Surpreso com a estrutura e o estafe dos profissionais da CBF, o técnico não quis concentrar poder e usufruiu do que foi oferecido em seu entorno. Fez questão, inclusive, de pedir a renovação dos dirigentes que não integram sua comissão técnica estrangeira, e foi atendido.
Alheio ao processo político que o fez ser contratado pela CBF na gestão do ex-presidente Ednaldo Rodrigues, afastado, e seguir no cargo sob a gestão de Samir Xaud, Ancelotti tem plena noção de quem manda e com quem precisa falar sobre os temas da seleção, e costuma ter o coordenador Rodrigo Caetano como seu porta-voz.

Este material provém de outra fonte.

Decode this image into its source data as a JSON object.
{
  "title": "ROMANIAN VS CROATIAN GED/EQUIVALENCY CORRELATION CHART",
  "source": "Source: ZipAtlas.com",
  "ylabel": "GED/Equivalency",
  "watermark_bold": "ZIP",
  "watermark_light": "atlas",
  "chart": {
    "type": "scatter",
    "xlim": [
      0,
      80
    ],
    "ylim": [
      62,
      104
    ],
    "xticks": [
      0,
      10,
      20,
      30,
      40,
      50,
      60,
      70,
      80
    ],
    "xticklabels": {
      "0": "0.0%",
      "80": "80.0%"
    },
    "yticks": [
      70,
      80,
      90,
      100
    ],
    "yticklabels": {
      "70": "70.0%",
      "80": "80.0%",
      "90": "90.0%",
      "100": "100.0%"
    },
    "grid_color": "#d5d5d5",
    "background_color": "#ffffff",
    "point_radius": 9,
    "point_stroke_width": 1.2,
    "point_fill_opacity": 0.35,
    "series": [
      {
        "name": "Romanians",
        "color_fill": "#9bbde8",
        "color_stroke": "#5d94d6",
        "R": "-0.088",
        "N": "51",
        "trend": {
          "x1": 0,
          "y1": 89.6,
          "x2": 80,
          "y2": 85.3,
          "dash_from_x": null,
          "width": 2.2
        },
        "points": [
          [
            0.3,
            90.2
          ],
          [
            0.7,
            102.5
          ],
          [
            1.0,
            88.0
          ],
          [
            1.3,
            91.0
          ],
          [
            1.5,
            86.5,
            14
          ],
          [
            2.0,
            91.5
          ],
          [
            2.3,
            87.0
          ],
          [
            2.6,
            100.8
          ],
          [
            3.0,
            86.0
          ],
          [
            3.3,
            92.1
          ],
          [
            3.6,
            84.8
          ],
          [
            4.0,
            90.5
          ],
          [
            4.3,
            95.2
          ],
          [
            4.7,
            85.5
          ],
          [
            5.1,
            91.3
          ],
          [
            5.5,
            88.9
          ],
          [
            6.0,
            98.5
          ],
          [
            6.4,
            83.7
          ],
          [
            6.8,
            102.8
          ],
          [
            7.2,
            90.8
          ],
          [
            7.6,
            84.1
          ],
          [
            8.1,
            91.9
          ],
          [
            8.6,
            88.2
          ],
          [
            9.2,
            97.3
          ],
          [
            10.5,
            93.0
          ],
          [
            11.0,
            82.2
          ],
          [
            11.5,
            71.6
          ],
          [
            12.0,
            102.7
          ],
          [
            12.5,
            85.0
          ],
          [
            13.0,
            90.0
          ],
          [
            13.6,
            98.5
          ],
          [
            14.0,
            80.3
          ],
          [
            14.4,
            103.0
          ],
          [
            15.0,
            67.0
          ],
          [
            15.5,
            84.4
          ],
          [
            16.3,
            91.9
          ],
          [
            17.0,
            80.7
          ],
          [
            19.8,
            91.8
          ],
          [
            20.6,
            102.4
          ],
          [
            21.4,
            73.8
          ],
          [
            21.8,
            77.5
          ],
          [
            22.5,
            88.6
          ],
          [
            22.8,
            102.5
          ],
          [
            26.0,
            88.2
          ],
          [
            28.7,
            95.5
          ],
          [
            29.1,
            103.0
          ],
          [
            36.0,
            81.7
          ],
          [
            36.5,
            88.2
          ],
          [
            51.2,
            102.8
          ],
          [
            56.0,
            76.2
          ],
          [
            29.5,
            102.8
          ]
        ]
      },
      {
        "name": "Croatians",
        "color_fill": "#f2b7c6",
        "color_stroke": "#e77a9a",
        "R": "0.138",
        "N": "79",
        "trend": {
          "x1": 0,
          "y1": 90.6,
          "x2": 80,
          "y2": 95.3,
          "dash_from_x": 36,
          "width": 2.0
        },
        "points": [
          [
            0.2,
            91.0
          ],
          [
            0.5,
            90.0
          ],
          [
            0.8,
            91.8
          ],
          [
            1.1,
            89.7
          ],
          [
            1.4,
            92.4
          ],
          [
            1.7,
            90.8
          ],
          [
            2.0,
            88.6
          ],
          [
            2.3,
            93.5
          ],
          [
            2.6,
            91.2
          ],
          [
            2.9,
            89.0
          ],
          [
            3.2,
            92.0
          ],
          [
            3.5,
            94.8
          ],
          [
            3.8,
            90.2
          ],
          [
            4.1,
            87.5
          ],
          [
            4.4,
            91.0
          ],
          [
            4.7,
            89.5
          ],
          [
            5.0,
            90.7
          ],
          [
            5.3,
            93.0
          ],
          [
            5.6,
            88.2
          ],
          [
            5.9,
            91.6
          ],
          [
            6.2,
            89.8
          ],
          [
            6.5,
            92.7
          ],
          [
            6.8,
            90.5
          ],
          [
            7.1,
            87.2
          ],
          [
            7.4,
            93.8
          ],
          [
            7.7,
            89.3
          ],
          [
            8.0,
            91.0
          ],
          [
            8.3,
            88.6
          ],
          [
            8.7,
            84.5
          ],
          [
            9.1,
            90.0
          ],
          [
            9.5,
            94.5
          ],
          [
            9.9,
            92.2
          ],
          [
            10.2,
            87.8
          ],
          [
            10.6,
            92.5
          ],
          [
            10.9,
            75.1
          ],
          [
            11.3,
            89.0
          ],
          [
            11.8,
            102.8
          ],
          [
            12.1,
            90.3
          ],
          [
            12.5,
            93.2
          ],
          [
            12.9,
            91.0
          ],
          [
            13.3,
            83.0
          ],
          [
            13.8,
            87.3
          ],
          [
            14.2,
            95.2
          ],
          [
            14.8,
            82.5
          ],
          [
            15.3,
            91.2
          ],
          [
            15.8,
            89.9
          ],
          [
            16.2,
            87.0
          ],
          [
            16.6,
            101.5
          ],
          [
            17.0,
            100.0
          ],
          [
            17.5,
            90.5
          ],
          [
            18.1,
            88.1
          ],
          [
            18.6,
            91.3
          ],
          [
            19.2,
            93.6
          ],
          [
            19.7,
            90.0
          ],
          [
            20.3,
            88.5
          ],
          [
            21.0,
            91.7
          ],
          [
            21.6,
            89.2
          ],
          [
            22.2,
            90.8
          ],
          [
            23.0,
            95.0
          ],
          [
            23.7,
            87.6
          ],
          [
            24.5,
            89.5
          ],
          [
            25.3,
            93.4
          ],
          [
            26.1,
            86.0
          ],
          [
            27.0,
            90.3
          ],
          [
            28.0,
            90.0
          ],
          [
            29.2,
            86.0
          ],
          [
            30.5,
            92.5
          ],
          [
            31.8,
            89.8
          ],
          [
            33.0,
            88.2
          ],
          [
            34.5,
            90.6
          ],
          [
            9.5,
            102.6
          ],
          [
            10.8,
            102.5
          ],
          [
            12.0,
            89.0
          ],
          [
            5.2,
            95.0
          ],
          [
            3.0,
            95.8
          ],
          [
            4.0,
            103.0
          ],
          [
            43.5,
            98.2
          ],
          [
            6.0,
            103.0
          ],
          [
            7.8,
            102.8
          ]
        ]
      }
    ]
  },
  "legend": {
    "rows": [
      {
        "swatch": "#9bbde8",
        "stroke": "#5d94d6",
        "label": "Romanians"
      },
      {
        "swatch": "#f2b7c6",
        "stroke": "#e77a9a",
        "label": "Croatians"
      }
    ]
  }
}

O executivo desempenha o papel de maior rigidez, enquanto Ancelotti não liga, por exemplo, que o treino seja aberto. Há uma preocupação da CBF em guardar segredo em algumas questões de campo, mas o técnico, por ele, dá as escalações e responde tudo com clareza. No seu entendimento, é melhor falar a verdade do que dar espaço para especulação.
Em “O sonho”, biografia que lançou recentemente, o técnico fala de sua infância marcada pelo desejo de erguer troféus e chega aos jogos decisivos pela Liga dos Campeões. E termina o livro justamente falando do sonho de dirigir a seleção brasileira em uma Copa do Mundo. A história pode estar só começando.